Le décret du 2 juillet 2024, publié au Journal officiel, introduit des dispositions importantes concernant le contrôle des comptes de gestion. Il vise à renforcer la transparence et la rigueur dans la gestion des biens des personnes sous tutelle ou curatelle, tout en harmonisant les pratiques des acteurs concernés. Voici une analyse des points clés de ce décret et de ses implications.
Sommaire
ToggleContexte et objectifs du décret
Ce texte s’inscrit dans le cadre d’une volonté de modernisation des dispositifs de protection juridique. Le contrôle des comptes de gestion, élément central du dispositif, est essentiel pour garantir que les mandataires judiciaires, tuteurs familiaux ou autres intervenants respectent leurs obligations légales et administrent les biens avec diligence et probité.
Le décret poursuit trois objectifs principaux :
- Renforcer la transparence : améliorer le suivi des opérations effectuées sur les biens des majeurs protégés.
- Simplifier les procédures : uniformiser les méthodes de contrôle pour réduire les disparités entre juridictions.
- Protéger les personnes vulnérables : garantir une utilisation rigoureuse et juste des ressources des personnes protégées.
Les principales dispositions du décret
Le décret introduit plusieurs modifications et nouveautés dans le contrôle des comptes de gestion :
1. Une procédure de dépôt et de vérification simplifiée
- Les mandataires judiciaires et tuteurs doivent désormais déposer les comptes de gestion via une plateforme numérique dédiée, accessible aux tribunaux.
- Cette digitalisation vise à réduire les erreurs administratives et à permettre un traitement plus rapide par les greffiers ou magistrats.
2. Un contrôle hiérarchisé selon les enjeux financiers
Le décret introduit une distinction entre les comptes nécessitant un contrôle approfondi et ceux soumis à un contrôle simplifié, en fonction de :
- L’importance du patrimoine : un seuil de valeur patrimoniale est fixé pour déterminer le niveau de vérification requis.
- La nature des opérations : des mouvements financiers inhabituels ou complexes peuvent déclencher une vérification approfondie.
3. Des sanctions en cas de manquements
- Les manquements graves ou récurrents dans la tenue des comptes de gestion pourront désormais être sanctionnés par des amendes administratives ou des sanctions disciplinaires pour les professionnels.
- Cette mesure vise à dissuader les comportements négligents ou frauduleux.

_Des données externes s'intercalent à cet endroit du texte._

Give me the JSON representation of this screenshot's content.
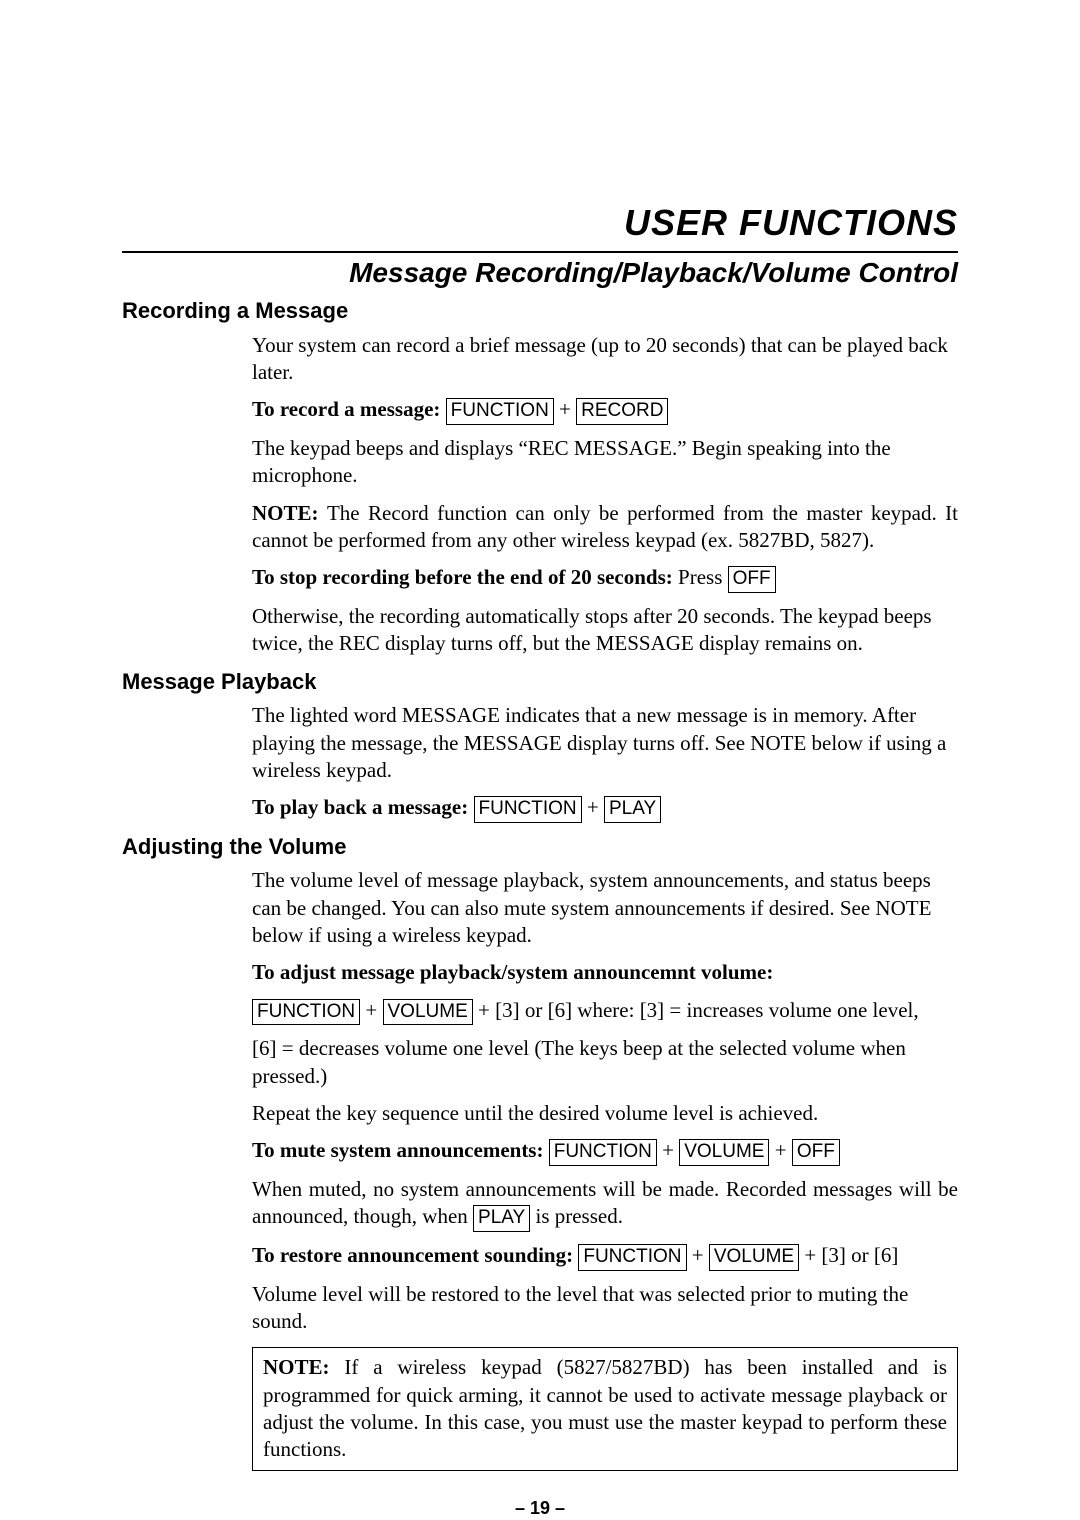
{
  "title": "USER FUNCTIONS",
  "subtitle": "Message Recording/Playback/Volume Control",
  "sec1": {
    "head": "Recording a Message",
    "p1": "Your system can record a brief message (up to 20 seconds) that can be played back later.",
    "label_record": "To record a message: ",
    "key_function": "FUNCTION",
    "plus": "  +  ",
    "key_record": "RECORD",
    "p2": "The keypad beeps and displays “REC MESSAGE.” Begin speaking into the microphone.",
    "note_label": "NOTE: ",
    "note_body": "The Record function can only be performed from the master keypad.  It cannot be performed from any other wireless keypad (ex. 5827BD, 5827).",
    "label_stop": "To stop recording before the end of 20 seconds: ",
    "press": "Press ",
    "key_off": "OFF",
    "p3": "Otherwise, the recording automatically stops after 20 seconds.  The keypad beeps twice, the REC display turns off, but the MESSAGE display remains on."
  },
  "sec2": {
    "head": "Message Playback",
    "p1": "The lighted word MESSAGE indicates that a new message is in memory. After playing the message, the MESSAGE display turns off. See NOTE below if using a wireless keypad.",
    "label_play": "To play back a message: ",
    "key_function": "FUNCTION",
    "plus": "  +  ",
    "key_play": "PLAY"
  },
  "sec3": {
    "head": "Adjusting the Volume",
    "p1": "The volume level of message playback, system announcements, and status beeps can be changed. You can also mute system announcements if desired. See NOTE below if using a wireless keypad.",
    "label_adjust": "To adjust message playback/system announcemnt volume:",
    "key_function": "FUNCTION",
    "plus": "  +  ",
    "key_volume": "VOLUME",
    "tail_adjust": " + [3] or [6]     where:   [3] = increases volume one level,",
    "p2": "[6] = decreases volume one level (The keys beep at the selected volume when pressed.)",
    "p3": "Repeat the key sequence until the desired volume level is achieved.",
    "label_mute": "To mute system announcements: ",
    "key_off": "OFF",
    "mute_p1a": "When muted, no system announcements will be made.  Recorded messages will be announced, though, when ",
    "key_play": "PLAY",
    "mute_p1b": " is pressed.",
    "label_restore": "To restore announcement sounding: ",
    "tail_restore": " + [3]  or [6]",
    "p4": "Volume level will be restored to the level that was selected prior to muting the sound."
  },
  "notebox": {
    "label": "NOTE: ",
    "body": "If a wireless keypad (5827/5827BD) has been installed and is programmed for quick arming, it cannot be used to activate message playback or adjust the volume. In this case, you must use the master keypad to perform these functions."
  },
  "page_number": "– 19 –"
}
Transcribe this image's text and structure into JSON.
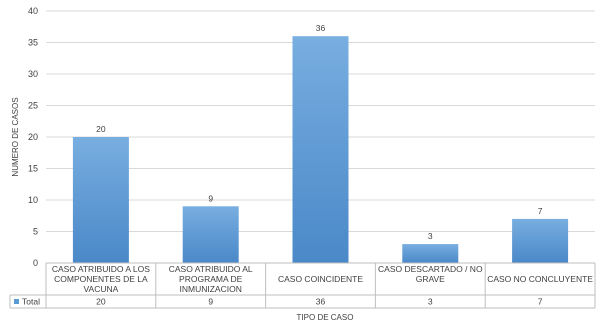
{
  "chart_data": {
    "type": "bar",
    "categories": [
      [
        "CASO ATRIBUIDO A LOS",
        "COMPONENTES DE LA",
        "VACUNA"
      ],
      [
        "CASO ATRIBUIDO AL",
        "PROGRAMA DE",
        "INMUNIZACION"
      ],
      [
        "CASO COINCIDENTE"
      ],
      [
        "CASO DESCARTADO / NO",
        "GRAVE"
      ],
      [
        "CASO NO CONCLUYENTE"
      ]
    ],
    "series": [
      {
        "name": "Total",
        "values": [
          20,
          9,
          36,
          3,
          7
        ],
        "color": "#5b9bd5"
      }
    ],
    "xlabel": "TIPO DE CASO",
    "ylabel": "NUMERO DE CASOS",
    "ylim": [
      0,
      40
    ],
    "yticks": [
      0,
      5,
      10,
      15,
      20,
      25,
      30,
      35,
      40
    ],
    "grid": true,
    "data_table": true
  }
}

4. Un accompagnement renforcé pour les tuteurs familiaux
Conscient des difficultés rencontrées par les familles, le décret prévoit la mise à disposition de ressources pédagogiques et d’une assistance spécifique pour les tuteurs familiaux. Cet accompagnement inclut :
- Des guides pratiques.
- Une assistance via un numéro dédié ou des formations en ligne.
Impact pour les acteurs concernés
Pour les mandataires judiciaires
Ils devront s’adapter à l’utilisation des outils numériques et veiller à la conformité des comptes déposés, sous peine de sanctions. Cependant, cette réforme leur offrira une plus grande clarté des attentes et une réduction des délais d’instruction.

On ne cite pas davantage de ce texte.